Talvez até por isso Sato acabe sendo o personagem mais interessante, já que suas questões interiores estão mais em sintonia com os tons de cinza explorados na guerra entre as duas facções. Na briga entre Tozawa (Ayumi Tanida) e o clâ de Sato, o Chihara Kai, seria fácil observar o primeiro como o “vilão” da história, enquanto o Chihara Kai seria uma espécie de “anti herói”. Mas por meio do personagem, podemos testemunhar que a facção não abre mão da crueldade e do abuso para impor o que acha correto.

Assim, desajeitada, Tokyo Vice conclui a sua primeira temporada.
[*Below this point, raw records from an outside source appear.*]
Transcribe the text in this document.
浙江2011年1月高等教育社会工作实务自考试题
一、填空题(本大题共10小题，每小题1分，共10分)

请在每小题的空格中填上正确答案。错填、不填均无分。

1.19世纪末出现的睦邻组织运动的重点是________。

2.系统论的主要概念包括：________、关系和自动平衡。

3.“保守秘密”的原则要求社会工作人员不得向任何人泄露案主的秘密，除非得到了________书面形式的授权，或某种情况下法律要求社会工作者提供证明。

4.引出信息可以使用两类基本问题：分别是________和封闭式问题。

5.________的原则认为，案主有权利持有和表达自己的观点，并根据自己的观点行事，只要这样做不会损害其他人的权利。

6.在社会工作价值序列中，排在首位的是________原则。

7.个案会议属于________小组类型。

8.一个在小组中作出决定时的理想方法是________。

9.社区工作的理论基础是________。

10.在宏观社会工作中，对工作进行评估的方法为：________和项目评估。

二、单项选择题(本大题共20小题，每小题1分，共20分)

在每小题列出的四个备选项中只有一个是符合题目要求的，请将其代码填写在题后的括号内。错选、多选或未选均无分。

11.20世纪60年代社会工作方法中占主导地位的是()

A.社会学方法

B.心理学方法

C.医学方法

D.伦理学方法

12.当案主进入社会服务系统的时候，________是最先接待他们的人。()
Não deixa de ter seus pontos interessantes para além do episódio dirigido por Mann, como a relação entre Sato e Samantha, porém há muitos becos ao longo dos episódios que prejudicam o ritmo da série. O cenário que se instala para uma futura temporada é interessante, mas fica a impressão de que muito foi sacrificado para se chegar nesse ponto, com tudo o que acontece nessa primeira leva de capítulos servindo como um enorme “piloto” para o que vem aí.